Prescott failed in his bid to become Humberside police and crime commissioner, ceding the vote to Conservative candidate Matthew Grove on Friday.
In a blog for The Huffington Post UK, David Prescott said turnout across England and Wales for the PCC elections was “shocking”, but said: “I'm enormously proud of what John and our team did. He had the guts to go for it and even when he lost, showed great grace.”
The Conservatives gained a high-profile scalp in the PCC elections
The former deputy prime minister led after the first round of votes in the Humberside race.
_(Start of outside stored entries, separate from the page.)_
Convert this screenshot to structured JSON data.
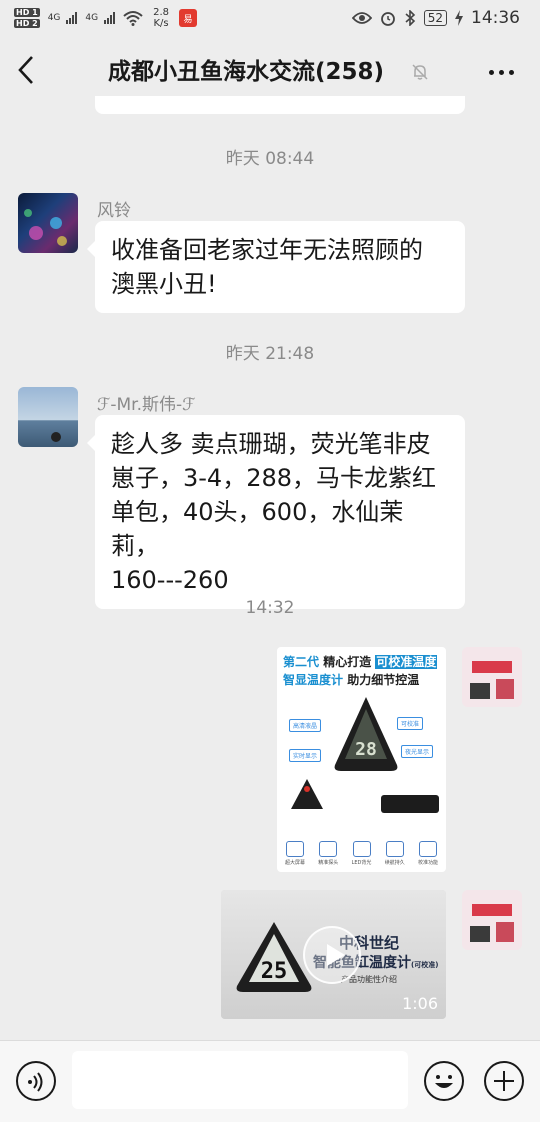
{
  "status_bar": {
    "sim1": "HD 1",
    "sim2": "HD 2",
    "net1": "4G",
    "net2": "4G",
    "speed_value": "2.8",
    "speed_unit": "K/s",
    "battery": "52",
    "time": "14:36",
    "icons": [
      "signal-icon",
      "wifi-icon",
      "eye-icon",
      "alarm-icon",
      "bluetooth-icon",
      "battery-icon",
      "charging-icon"
    ]
  },
  "header": {
    "title": "成都小丑鱼海水交流(258)",
    "back_icon": "chevron-left-icon",
    "mute_icon": "bell-off-icon",
    "more_icon": "more-dots-icon"
  },
  "messages": [
    {
      "timestamp": "昨天 08:44",
      "sender": "风铃",
      "text_line1": "收准备回老家过年无法照顾的",
      "text_line2": "澳黑小丑!"
    },
    {
      "timestamp": "昨天 21:48",
      "sender": "ℱ-Mr.斯伟-ℱ",
      "text_line1": "趁人多 卖点珊瑚，荧光笔非皮",
      "text_line2": "崽子，3-4，288，马卡龙紫红",
      "text_line3": "单包，40头，600，水仙茉莉，",
      "text_line4": "160---260"
    }
  ],
  "outgoing": {
    "timestamp": "14:32",
    "image": {
      "line1_a": "第二代",
      "line1_b": "精心打造",
      "line1_c": "可校准温度",
      "line2_a": "智显温度计",
      "line2_b": "助力细节控温",
      "reading": "28",
      "features": [
        "超大屏幕",
        "精准探头",
        "LED背光",
        "续航持久",
        "校准功能"
      ]
    },
    "video": {
      "title": "中科世纪",
      "subtitle": "智能鱼缸温度计",
      "subtitle_note": "(可校准)",
      "caption": "产品功能性介绍",
      "reading": "25",
      "duration": "1:06"
    }
  },
  "input_bar": {
    "placeholder": "",
    "voice_icon": "voice-icon",
    "emoji_icon": "emoji-icon",
    "plus_icon": "plus-icon"
  },
  "colors": {
    "background": "#ededed",
    "bubble": "#ffffff",
    "timestamp": "#8a8a8a",
    "accent_blue": "#1a8fd0"
  }
}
But after second preference votes were totted up in The Spa, Bridlington, the 74-year-old was overtaken by 2000 votes to Tory local businessman and Councillor Grove.
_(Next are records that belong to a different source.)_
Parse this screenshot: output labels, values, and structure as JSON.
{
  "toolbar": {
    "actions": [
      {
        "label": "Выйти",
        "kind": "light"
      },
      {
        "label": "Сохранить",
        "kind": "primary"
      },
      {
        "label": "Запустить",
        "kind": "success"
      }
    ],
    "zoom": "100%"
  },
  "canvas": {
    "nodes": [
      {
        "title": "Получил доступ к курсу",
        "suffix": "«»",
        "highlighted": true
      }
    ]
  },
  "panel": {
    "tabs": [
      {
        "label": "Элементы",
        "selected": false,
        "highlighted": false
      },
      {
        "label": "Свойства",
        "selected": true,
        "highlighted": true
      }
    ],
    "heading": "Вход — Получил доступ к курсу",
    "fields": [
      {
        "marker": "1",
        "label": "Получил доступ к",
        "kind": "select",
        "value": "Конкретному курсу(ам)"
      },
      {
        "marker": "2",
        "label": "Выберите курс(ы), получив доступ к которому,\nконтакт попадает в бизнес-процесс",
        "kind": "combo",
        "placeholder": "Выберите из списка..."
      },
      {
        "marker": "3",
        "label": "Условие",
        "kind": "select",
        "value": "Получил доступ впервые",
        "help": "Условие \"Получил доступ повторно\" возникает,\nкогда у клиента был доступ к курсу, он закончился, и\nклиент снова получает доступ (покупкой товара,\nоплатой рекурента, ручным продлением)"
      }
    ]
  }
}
Speaking on Friday Lord Prescott laughed when someone reminded him it was the first time he had personally lost an election race.
He said: "I've always been winning but I knew when I started it was a marginal seat.
"But it's nothing to be defeated in a democracy, is it?"
Only around one in seven people in England and Wales voted, with 16 Conservative, 13 Labour and 12 independent PCCs elected.
On Friday Cameron was also forced on the defensive over the PCC elections amid criticism from the watchdog, electoral reform campaigners, opposition parties and one of his own backbenchers.
In some cities barely more than 10% voted with Newport City Council telling the Huffington Post UK that at one polling station in the area not one resident voted for their local PCC candidates all day.
The chair of the Electoral Commission Jenny Watson promised to review the turnout.
"These were new elections taking place at an unfamiliar time of year, which is why we have made clear at every stage that it would be important to engage effectively with voters," she said.
"The government took a number of decisions about how to run these elections that we did not agree with.
"But what is important now is that the right lessons are learnt: we will talk to voters, candidates and returning officers to understand what worked and what didn't."
Speaking on Saturday morning the president of the Association of Chief Police Officers Sir Hugh Orde said he did not believe the low turnout weakened the authority of the commissioners.
"The individuals have been properly elected in a democratic process and the issue of numbers is absolutely not one for chief constables," he told BBC Radio 4's Today programme.
"What we will be looking forward to is working with these individuals to focus all our resources on keeping the citizens safe. It is as simple and as straightforward as that."
He admitted that it was "going to be quite interesting" to have ex-police officers of a lower rank in a position to hire and fire chief constables.
"I will watch that with interest," he added.